Despite an increase in transport volume, Hapag-Lloyd successfully reduced the costs of purchased services (e.g. hinterland container transport costs; chartering and leasing costs; and port, canal and terminal costs) by 8.3 percent (compared to 2015). This was primarily due to synergy effects achieved through the merger with CSAV and the OCTAVE cost-cutting program but also due to market driven cost reductions (e.g. bunker) which will not necessarily be sustainable going into 2017.

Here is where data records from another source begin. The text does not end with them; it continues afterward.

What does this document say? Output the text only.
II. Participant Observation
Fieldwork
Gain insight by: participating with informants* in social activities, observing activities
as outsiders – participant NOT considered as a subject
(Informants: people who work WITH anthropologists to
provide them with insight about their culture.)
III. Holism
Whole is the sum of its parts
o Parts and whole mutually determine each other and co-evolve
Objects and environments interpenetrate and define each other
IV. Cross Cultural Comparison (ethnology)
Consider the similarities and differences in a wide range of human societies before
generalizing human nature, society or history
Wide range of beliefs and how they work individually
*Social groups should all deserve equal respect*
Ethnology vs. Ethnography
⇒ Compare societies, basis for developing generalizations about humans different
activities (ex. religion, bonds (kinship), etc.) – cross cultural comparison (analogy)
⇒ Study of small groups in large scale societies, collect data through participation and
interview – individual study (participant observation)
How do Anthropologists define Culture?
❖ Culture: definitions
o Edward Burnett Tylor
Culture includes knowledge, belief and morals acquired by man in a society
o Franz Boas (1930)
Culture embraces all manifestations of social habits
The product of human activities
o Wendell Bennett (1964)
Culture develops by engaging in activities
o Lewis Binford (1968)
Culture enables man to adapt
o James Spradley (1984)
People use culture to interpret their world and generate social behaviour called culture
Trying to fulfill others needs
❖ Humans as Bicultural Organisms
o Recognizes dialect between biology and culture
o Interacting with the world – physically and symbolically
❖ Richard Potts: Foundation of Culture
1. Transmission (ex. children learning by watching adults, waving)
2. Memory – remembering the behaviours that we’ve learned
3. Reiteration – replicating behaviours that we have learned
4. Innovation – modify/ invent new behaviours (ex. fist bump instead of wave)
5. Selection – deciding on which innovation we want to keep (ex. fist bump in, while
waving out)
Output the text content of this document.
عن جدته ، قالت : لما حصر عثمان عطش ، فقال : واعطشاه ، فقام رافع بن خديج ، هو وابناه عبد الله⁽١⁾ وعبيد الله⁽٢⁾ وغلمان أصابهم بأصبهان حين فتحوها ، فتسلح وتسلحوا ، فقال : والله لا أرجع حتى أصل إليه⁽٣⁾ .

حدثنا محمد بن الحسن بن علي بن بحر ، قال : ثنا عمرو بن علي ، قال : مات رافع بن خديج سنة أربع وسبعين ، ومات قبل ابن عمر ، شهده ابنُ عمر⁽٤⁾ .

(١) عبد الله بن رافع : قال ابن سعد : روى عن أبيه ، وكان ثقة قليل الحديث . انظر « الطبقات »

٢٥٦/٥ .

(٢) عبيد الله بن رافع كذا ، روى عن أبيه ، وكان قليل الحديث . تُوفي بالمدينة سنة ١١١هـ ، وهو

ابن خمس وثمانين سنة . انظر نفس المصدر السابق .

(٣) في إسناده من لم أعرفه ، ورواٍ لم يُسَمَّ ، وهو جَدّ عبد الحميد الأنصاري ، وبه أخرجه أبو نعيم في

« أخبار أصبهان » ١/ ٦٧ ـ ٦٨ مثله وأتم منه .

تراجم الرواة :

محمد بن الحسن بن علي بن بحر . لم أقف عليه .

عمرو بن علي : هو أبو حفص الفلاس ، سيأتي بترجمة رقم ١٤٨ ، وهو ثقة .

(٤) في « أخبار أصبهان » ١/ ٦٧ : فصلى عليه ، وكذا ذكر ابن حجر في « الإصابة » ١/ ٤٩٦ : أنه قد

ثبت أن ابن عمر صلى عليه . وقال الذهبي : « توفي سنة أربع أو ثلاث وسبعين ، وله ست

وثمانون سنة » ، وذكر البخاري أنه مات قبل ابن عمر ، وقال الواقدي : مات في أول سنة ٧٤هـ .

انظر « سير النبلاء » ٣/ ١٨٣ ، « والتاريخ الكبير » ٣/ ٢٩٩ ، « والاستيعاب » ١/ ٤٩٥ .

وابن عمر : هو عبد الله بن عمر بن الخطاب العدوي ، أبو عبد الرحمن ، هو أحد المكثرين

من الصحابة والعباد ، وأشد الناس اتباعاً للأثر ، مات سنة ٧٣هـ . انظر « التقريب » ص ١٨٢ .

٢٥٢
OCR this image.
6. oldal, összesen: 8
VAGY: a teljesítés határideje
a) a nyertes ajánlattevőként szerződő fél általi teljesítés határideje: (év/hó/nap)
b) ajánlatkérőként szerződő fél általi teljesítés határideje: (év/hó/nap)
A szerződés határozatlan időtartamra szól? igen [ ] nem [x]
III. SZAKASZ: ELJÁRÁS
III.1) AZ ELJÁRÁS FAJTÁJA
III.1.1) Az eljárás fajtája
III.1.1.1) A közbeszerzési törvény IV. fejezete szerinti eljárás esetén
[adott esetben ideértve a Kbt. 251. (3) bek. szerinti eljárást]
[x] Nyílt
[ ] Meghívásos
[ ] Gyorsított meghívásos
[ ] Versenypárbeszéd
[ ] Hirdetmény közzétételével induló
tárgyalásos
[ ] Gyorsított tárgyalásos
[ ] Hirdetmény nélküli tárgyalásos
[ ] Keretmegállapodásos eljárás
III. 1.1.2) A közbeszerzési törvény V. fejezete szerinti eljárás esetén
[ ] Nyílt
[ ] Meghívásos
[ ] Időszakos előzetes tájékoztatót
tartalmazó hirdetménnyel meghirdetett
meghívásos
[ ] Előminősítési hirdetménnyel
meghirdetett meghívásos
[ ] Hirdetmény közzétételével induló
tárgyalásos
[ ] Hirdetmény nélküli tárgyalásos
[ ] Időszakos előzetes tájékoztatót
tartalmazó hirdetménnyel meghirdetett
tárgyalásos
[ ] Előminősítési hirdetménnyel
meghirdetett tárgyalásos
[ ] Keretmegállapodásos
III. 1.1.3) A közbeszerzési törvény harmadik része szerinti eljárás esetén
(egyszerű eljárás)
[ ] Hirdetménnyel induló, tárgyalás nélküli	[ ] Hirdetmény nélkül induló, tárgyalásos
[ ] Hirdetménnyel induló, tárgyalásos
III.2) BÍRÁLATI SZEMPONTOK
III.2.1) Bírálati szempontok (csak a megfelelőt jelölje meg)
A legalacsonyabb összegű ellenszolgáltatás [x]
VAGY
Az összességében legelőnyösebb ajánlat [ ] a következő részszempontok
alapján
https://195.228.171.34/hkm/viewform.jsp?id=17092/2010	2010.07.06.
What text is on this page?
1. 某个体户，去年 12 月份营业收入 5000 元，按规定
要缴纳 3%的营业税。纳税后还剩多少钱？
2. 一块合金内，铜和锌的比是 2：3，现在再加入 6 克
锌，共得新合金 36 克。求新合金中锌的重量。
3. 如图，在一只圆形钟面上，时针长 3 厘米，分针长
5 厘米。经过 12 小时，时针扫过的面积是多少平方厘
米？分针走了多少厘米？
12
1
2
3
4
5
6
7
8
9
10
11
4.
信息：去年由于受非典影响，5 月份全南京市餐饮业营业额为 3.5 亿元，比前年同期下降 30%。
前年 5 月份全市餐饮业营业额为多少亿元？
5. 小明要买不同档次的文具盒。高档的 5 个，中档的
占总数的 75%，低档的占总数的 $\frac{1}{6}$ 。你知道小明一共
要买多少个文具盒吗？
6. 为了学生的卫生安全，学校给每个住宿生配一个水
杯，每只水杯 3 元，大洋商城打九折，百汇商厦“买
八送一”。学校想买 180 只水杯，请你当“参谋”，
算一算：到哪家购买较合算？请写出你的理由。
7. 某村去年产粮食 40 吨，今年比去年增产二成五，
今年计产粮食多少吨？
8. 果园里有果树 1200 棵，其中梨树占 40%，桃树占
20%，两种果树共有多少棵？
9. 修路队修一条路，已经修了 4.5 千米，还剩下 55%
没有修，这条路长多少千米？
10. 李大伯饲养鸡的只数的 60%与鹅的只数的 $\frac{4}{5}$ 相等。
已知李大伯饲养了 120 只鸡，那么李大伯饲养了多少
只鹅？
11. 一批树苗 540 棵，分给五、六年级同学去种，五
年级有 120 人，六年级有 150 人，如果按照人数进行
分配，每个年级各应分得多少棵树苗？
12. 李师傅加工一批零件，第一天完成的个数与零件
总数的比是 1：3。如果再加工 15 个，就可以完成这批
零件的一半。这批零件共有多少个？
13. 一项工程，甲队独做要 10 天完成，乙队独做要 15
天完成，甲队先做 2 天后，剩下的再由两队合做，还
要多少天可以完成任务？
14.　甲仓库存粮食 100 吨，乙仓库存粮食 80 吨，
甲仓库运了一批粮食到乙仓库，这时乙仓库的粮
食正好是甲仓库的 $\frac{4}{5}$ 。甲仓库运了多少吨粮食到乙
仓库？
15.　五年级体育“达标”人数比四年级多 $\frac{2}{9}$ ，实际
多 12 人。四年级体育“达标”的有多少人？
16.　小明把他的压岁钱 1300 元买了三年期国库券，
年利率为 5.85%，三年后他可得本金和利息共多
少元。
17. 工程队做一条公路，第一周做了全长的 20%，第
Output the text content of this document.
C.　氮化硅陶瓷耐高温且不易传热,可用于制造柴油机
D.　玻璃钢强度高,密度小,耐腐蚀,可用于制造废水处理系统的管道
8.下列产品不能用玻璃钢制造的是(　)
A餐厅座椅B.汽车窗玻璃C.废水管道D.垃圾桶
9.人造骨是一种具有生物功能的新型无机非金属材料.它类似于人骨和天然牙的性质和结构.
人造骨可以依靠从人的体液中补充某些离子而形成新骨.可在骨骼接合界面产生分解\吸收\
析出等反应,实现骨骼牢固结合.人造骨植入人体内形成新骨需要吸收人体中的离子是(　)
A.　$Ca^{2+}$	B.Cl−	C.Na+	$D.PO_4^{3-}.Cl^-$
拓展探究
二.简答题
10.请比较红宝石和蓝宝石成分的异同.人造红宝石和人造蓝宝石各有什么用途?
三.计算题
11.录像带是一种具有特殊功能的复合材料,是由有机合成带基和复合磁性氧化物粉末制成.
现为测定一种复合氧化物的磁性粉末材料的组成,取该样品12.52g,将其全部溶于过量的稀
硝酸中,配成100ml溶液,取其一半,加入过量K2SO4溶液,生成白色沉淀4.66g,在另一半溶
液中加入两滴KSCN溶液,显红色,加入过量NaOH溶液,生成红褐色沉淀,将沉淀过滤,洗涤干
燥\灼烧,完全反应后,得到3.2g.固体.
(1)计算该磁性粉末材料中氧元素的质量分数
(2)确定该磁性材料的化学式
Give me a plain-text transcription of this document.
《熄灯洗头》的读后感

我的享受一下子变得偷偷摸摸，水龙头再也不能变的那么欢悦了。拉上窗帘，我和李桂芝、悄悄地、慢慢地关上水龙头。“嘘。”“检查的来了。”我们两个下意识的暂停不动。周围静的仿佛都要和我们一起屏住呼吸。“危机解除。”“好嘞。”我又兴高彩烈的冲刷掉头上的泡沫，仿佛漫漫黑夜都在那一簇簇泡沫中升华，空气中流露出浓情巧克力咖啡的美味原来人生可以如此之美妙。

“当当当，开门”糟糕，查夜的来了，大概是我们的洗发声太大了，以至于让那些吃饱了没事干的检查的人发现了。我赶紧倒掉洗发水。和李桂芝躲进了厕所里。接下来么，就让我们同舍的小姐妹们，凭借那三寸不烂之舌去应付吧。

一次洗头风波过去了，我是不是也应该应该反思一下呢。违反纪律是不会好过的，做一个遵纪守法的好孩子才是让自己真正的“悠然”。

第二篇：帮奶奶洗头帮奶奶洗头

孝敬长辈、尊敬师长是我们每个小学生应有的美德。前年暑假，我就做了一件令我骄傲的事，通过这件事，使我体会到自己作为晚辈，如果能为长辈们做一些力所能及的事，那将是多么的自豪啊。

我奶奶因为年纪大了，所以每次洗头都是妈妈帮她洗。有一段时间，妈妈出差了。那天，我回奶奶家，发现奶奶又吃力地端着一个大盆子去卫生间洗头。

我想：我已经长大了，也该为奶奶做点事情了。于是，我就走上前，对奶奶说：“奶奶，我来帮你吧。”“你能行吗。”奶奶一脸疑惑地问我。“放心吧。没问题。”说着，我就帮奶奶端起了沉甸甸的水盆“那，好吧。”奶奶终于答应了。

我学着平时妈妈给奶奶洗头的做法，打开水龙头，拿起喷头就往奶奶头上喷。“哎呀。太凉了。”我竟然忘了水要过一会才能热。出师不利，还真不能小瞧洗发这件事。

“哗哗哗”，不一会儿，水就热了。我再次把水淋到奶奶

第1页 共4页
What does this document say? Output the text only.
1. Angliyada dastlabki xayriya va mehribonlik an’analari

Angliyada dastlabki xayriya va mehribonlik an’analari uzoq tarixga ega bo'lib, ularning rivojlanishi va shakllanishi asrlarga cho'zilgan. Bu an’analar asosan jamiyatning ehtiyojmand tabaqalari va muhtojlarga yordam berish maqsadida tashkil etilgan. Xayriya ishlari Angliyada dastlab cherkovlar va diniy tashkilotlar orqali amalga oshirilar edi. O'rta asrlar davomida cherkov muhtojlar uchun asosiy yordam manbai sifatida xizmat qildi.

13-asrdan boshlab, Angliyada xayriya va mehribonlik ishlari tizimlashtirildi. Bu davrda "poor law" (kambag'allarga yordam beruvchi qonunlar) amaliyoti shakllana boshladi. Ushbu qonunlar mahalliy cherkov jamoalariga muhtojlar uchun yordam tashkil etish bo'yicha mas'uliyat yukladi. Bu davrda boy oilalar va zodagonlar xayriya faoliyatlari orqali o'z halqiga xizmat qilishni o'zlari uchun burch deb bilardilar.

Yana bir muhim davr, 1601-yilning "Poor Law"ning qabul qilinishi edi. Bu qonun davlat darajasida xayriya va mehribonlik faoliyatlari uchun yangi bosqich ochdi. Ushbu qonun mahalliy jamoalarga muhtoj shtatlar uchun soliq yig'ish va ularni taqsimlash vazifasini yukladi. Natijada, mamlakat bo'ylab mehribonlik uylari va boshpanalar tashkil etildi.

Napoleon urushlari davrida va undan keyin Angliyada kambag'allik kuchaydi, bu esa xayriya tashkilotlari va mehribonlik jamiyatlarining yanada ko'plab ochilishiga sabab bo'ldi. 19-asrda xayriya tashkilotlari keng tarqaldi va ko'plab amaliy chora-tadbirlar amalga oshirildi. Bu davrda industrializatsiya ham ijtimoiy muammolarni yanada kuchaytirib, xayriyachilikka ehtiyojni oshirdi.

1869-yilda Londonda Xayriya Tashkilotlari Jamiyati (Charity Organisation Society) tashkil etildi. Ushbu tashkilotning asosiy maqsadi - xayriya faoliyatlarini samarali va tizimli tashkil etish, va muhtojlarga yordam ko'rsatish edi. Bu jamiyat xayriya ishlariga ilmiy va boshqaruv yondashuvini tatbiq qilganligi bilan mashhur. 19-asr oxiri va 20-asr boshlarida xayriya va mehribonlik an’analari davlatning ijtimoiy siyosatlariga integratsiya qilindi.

The beginning of 2017 has been challenging. “Due to long term contracts, we have not yet been able to fully capture the recent positive rate development in the spot market while bunker price has increased significantly,” said Habben Jansen. “We will continue to work hard to make Hapag-Lloyd even more competitive and to build on our strong position. Our efforts will be supported by the expected synergies and the further diversification of our product portfolio due to the merger with UASC.”
Based on forecasts for global trade growth (IMF: 3.8 percent) and global container ship capacities, Hapag-Lloyd anticipates a moderate increase in the average freight rate and transport volume in 2017 (excluding UASC).
The preparations for the closing of the merger with UASC are in their final stages. From 2019 onwards, the merger is expected to result in annual synergies of $435 million.
Hapag-Lloyd expects a better EBITDA and EBIT year on year. “The key areas of focus for us in 2017 will be the launch of our new alliance as at 1 April and the rapid and seamless integration of UASC into Hapag-Lloyd,” said Habben Jansen.
Despite the results, Hapag-Lloyd, through a special government emergency decree, is offering cabotage services to get supplies to the North of Peru where severe flooding has resulted in the loss of 78 lives. Over 100,000 people have lost their homes and over 600,000 are affected.
Hapag-Lloyd and Consorcio Naviero Peruano are also supporting, offering transport of 300 tons of aid and donations free of charge to the affected area in the north of Peru (Ports of Paita and Salaverry) on its vessels.
Locally, Hapag-Lloyd (Peru) has delivered the first batch of staff donations and is currently working on a second collection of items such as water, canned goods, rice and non-perishable foods, sunblock and insect repellent.